According to the Reuters and University of Michigan’s consumer sentiment preliminary data shows that consumer sentiment dropped in January, unexpectedly, at 80.4. Analysts were looking for a print of 83.4, up from December’s preliminary reading of 84.5. The survey showed lowered expectations among lower- to middle-income families, with the middle-class being the core driver of the economy.

The Survey’s director, Richard Curtin, said that “upper-income households benefited from continued strong gains in income as well as increases in stock and home values.” The housing sector seen a strong pickup in 2013, prior  to tapering off by the end-of-the-year. However, some data suggested that the primary buyers were in the high-end of the market, while middle-income families were priced out of the market due to the sharp rise in prices and mortgage rates.

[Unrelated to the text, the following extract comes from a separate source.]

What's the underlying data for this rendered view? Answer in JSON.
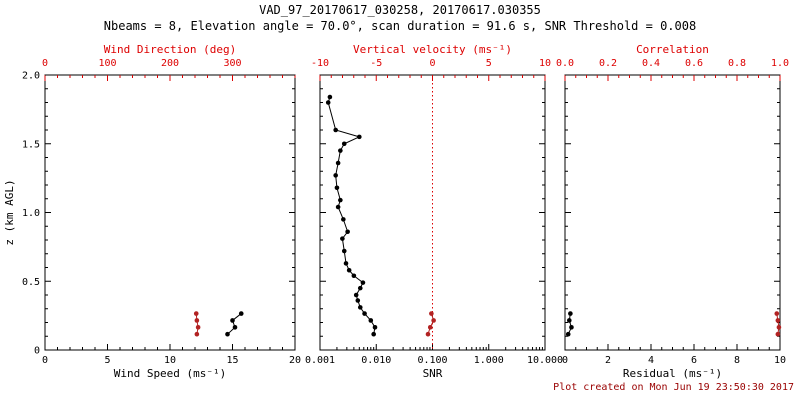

Curtin continued on the other fraction of the economy, “low- and middle-income households were mainly concerned about lackluster growth in employment and income, and anticipated less improvement in long-term prospects for the economy.”

Key sub-categories within the survey also fell. The barometer of the current economic climate feel from 98.6 to 95.2, and the consumer expectations fell from 72.1 to 70.9. Both were below forecasts of 98.5 and 74.2, respectively.

The survey’s expectations for inflation over one-year was flat at three percent, whereas the five-to-10-year inflation nudged up to 2.9 percent from 2.7 percent.